In August 2015, the Nation-Wide Ceasefire Agreement (NCA) between eight ethnic armed forces and the state military was established, and the NCA text was ratified by parliament. However there are eleven more ethnic armed forces (four out of those are recognized as combatant), which did not sign the NCA. Among those non-signatories, some forces are union level, some state level and some, are especially combatant. These combatant forces are rather new (formed three years ago) but have quickly grown and are well equipped with up-to-date weapons, which are usually made in China. Nine of those non-signatories are members of the United Nationalities Federal Council (UNFC). The Myanmar Peace Center (MPC), founded in 2012, is an established body for facilitating technical assistance to the peace process. The MPC was present, and delt with some UNFC leaders. Since divisions between signatories and non-signatories are widening, some non-UNFC ethnic forces accused the MPC of giving legitimacy to UNFC, while UNFC accused the state military of using the NCA as a ‘military and political weapon. Recently in Shan state, fighting between the Restorative Council of Shan State (RCSS), a signatory, and the Ta’ang National Liberation Army (TNLA), a non-signatory, pushed thousands of people out of their homes to become Internationally Displaced Persons (IDP).

Indeed some ethnic armed forces believe their organizations are totally independent and cannot be controlled by parliament nor government. Some of those forces are also fighting each other, either physically or ideologically. When a ceasefire agreement is the topic to discuss, most of them are just as concerned about their territory as the state military. After four years’ experience of ceasefire negotiations, the Union Peace Conference was held in Naypyidaw in early January 2016. On the grounds of free discussion, most of the groups who were invited spoke frankly about what they felt, thought and envisioned. Future power sharing among ethnic peoples, including the Bamar majority, was one of the most popular topics. The state military’s centralized federalism was also a strong point of discussion since the military still holds most of the state’s power. But national reconciliation between the military and civilians, and among different ethnic groups was ignored.

State military considers itself to be the guardian of the state as a whole, since ethnic armed forces could barely guard their limited territory. This concept of being the ‘guardian’ of the state gave birth to the National Defense and Security Council (NDSC). It is the highest decision-making body that has the authority to declare national emergency for the military to take charge of all government’s power. It includes eleven members: six are from the state military and five are from the civilian government, including the President and the Foreign Minister. Given this situation, Aung San Suu Kyi and NLD should make the community watching the government the true guardian of the state and the state military a the part of government, not an independent organization which tries to control both parliament and government.

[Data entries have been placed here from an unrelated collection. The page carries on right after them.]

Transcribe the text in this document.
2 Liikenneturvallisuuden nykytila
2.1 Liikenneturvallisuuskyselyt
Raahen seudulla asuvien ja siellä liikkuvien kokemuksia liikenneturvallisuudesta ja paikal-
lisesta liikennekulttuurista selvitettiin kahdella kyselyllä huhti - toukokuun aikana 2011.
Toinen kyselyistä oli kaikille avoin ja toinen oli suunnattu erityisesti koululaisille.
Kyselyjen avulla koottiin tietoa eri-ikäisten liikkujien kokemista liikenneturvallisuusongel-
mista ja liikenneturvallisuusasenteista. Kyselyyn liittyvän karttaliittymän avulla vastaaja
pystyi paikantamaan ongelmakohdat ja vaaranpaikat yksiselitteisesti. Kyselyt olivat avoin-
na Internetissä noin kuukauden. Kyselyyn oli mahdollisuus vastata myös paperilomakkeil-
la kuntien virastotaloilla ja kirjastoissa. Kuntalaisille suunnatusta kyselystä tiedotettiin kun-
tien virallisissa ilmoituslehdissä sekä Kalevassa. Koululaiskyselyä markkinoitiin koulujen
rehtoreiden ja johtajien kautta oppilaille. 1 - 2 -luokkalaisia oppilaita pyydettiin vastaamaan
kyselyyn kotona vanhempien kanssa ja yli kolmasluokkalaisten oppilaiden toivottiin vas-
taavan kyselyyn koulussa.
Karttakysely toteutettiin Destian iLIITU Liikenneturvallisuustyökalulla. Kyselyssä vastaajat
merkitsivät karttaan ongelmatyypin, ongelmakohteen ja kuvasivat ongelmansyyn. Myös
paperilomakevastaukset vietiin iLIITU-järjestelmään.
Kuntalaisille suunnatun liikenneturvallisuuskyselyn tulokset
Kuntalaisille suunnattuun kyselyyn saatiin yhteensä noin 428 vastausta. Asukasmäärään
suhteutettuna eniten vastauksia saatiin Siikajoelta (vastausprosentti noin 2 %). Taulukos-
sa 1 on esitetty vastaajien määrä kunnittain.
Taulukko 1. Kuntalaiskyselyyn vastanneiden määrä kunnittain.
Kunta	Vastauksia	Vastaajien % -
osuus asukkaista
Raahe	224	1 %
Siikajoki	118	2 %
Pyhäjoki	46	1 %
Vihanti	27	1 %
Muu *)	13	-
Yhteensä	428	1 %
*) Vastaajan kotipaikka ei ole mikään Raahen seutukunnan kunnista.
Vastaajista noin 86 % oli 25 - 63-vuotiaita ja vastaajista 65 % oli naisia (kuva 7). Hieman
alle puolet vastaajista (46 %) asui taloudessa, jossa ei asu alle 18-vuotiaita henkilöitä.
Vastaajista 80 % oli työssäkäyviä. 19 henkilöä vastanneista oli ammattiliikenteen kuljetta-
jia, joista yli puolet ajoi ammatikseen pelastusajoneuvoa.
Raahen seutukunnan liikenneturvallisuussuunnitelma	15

Many experts have pointed out that peace can only be established and sustained by political negotiation, not by territory sharing after ceasefire. In this case, the role of state military is limited. Political negotiation can only be done by the new government, which has its full legitimacy and mandate. Aung San Suu Kyi is still a figure who must win trust from all different ethnic and political groups. Building trust is still a key to making a successful negotiation. For that reason, future peace process might be still promising. And if there will be no peace, there will be neither development nor democracy in the future. That is why military and the new government should look to the peace process as their key channel for reconciliation.